Weißes Haus fordert bis zu 95 Milliarden Dollar neue Mittel
Hegseth verteidigte ein ergänzendes Finanzierungspaket von 95 Milliarden Dollar und bezeichnete es als „dringende und notwendige“ Zufuhr von Ressourcen. Der Antrag umfasst 60 Milliarden Dollar für Militärausgaben, 12 Milliarden Dollar für andere nationale Sicherheitsbedürfnisse, 10 Milliarden Dollar für landwirtschaftliche Unterstützung und 10 Milliarden Dollar für Änderungen der Wahlgesetzgebung. Zusammen mit dem von Präsident Donald Trump vorgeschlagenen Verteidigungshaushalt von 1,5 Billionen Dollar, so Hegseth, stelle die Ausgabe eine historische Investition in die Streitkräfte dar.
Ohne diese Mittel werden wir kritische Defizite haben.
- Militär
- 60 $bn
- Nationale Sicherheit
- 12 $bn
- Landwirtschaft
- 10 $bn
- Wahlgesetzgebung
- 10 $bn
Das Weiße Haus hatte den Kongress zuvor aufgefordert, den Haushaltsbeschluss „ohne Änderungen und unverzüglich“ zu genehmigen. Die Regierung argumentiert, die Mittel seien entscheidend, um ballistische Operationen mit Investitionen in Technologie, künstliche Intelligenz, Rechenleistung und Automatisierung zu modernisieren.
Demokraten warnen vor „einem weiteren endlosen Krieg“
Senatorin Patty Murray, die ranghöchste Demokratin im Ausschuss, wehrte sich scharf. Sie warf Trump vor, seine wiederholten Versprechen zu widersprechen, dass eine Einigung nahe sei und der Krieg bald enden werde.
Der Präsident hat uns mehr als 40 Mal gesagt, dass eine Einigung nahe ist und der Krieg bald enden wird. Jetzt bittet er um weitere 70 Milliarden Dollar und will, dass wir ihm einfach vertrauen, dass alles gut ausgeht.

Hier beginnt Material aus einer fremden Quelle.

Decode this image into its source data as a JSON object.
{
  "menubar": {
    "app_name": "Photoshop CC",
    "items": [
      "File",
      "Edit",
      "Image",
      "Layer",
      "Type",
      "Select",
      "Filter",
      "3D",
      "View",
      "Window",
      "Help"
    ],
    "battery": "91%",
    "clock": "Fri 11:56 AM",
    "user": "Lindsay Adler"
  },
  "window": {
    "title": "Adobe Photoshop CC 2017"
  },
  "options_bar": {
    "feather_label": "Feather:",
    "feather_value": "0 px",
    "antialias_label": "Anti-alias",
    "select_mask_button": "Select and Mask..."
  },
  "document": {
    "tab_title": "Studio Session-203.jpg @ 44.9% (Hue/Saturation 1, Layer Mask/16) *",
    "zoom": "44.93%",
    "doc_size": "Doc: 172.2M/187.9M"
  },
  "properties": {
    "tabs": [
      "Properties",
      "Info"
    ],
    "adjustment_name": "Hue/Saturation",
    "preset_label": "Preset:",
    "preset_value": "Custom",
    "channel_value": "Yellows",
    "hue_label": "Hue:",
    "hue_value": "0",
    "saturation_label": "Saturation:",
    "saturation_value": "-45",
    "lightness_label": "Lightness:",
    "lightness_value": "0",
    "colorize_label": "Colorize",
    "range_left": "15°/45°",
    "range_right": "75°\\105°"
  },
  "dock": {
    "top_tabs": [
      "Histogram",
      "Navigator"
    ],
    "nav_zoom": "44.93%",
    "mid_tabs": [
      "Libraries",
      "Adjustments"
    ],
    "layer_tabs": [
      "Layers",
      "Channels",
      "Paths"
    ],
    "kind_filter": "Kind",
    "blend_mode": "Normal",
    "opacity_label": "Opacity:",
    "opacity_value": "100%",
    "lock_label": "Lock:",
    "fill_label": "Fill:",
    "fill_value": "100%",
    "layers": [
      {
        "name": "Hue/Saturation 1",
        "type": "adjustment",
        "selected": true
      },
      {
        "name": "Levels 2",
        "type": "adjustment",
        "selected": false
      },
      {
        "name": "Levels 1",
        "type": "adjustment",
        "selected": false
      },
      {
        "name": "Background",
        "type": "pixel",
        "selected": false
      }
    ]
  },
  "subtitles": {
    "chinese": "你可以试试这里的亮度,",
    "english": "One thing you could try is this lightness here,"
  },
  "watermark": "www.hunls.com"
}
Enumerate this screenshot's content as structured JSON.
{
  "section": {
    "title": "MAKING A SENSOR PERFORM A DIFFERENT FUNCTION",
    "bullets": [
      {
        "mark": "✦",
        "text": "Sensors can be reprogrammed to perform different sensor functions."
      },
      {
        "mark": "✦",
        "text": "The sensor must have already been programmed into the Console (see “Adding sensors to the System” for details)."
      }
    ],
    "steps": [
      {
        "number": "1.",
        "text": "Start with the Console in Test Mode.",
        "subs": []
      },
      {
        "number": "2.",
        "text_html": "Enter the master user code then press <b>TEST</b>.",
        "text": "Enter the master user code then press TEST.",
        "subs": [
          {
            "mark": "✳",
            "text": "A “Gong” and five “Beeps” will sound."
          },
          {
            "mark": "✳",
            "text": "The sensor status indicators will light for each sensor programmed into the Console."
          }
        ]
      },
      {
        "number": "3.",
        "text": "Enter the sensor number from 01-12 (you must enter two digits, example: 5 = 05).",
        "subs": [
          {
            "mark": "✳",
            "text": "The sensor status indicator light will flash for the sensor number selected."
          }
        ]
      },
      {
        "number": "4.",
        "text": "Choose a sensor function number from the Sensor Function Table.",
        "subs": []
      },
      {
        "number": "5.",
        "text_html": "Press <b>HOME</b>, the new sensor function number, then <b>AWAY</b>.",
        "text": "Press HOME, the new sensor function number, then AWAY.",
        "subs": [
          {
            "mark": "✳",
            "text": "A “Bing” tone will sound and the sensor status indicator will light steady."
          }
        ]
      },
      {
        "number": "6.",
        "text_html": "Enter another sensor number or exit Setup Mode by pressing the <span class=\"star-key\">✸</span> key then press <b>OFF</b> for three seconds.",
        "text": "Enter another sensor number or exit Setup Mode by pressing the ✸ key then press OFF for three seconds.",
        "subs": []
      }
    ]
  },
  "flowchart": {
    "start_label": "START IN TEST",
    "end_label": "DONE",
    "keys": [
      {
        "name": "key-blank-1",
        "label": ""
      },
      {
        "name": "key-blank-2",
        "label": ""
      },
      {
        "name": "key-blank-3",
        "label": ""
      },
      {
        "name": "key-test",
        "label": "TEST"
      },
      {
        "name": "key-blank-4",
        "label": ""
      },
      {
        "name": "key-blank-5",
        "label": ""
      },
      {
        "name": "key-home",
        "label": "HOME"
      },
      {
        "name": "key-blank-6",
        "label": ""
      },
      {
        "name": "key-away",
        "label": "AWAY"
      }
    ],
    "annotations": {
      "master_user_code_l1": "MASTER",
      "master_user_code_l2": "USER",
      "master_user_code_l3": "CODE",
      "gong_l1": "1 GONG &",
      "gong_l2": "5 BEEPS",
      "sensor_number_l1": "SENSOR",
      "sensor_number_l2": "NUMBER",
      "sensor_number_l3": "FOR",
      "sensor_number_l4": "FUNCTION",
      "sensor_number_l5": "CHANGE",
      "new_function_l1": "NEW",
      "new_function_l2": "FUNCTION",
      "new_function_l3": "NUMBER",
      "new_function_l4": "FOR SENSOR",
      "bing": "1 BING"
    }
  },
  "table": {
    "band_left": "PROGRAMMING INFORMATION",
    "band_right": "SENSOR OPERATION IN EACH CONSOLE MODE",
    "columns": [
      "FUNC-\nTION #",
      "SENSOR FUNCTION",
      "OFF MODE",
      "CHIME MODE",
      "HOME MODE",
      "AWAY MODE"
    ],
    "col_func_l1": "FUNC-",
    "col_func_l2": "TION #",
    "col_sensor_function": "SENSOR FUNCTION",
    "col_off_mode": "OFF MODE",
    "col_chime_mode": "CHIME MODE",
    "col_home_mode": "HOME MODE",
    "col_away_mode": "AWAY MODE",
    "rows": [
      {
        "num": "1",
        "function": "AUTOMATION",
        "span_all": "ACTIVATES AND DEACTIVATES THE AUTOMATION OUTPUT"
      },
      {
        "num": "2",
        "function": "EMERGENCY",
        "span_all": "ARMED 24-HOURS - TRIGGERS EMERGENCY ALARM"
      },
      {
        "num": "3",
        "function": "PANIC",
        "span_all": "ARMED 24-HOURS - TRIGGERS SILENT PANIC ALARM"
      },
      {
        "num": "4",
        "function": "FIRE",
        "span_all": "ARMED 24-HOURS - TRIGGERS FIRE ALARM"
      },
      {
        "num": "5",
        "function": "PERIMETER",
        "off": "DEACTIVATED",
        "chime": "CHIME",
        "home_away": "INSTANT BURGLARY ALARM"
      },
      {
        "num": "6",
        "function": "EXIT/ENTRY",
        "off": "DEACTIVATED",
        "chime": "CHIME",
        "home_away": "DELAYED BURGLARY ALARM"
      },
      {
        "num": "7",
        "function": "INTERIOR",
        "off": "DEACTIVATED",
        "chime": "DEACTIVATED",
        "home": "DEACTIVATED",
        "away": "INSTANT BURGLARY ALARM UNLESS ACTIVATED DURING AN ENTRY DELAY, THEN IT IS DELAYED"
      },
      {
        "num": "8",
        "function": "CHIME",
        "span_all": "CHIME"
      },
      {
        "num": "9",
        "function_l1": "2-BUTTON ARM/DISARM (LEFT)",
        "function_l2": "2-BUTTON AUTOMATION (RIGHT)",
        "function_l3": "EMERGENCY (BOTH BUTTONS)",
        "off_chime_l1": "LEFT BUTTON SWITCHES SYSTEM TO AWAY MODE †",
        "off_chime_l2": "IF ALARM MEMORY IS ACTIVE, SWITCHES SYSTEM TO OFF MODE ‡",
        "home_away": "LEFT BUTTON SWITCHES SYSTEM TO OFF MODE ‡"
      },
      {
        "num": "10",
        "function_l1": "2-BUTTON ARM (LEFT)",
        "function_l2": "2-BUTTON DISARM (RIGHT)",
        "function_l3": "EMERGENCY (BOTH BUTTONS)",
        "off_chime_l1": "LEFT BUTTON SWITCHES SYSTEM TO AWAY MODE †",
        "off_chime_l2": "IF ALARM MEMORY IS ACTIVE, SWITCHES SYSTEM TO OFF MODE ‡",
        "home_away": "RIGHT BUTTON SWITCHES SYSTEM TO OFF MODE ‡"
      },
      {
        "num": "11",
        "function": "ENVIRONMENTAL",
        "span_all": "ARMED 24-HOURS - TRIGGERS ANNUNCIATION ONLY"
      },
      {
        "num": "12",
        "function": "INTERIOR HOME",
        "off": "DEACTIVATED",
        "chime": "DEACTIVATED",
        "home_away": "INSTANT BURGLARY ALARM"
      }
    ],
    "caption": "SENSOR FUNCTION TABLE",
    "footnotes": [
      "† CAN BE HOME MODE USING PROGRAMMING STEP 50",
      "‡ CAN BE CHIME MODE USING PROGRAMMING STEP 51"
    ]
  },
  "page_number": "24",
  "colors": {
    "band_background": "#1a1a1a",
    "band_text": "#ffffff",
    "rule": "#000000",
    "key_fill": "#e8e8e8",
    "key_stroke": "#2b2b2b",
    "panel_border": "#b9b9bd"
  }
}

Murray warnte, der Konflikt gerate „erneut außer Kontrolle“ und drohe, ein weiterer endloser Krieg zu werden. Die Demokraten wiesen auch darauf hin, dass das Pentagon bereits rund 150 Milliarden Dollar an zusätzlichen Mitteln durch frühere, von den Republikanern unterstützte Gesetze erhalten habe, und fragten, warum mehr nötig sei. Hegseth entgegnete, dass ein Großteil dieses Geldes für Programme bestimmt gewesen sei, die nichts mit dem Iran-Krieg zu tun hätten. Die von Murray genannte Zahl von 70 Milliarden Dollar scheint sich auf den pentagonspezifischen Teil des Antrags zu beziehen, den Hegseth in seiner Aussage auf 67 Milliarden Dollar bezifferte.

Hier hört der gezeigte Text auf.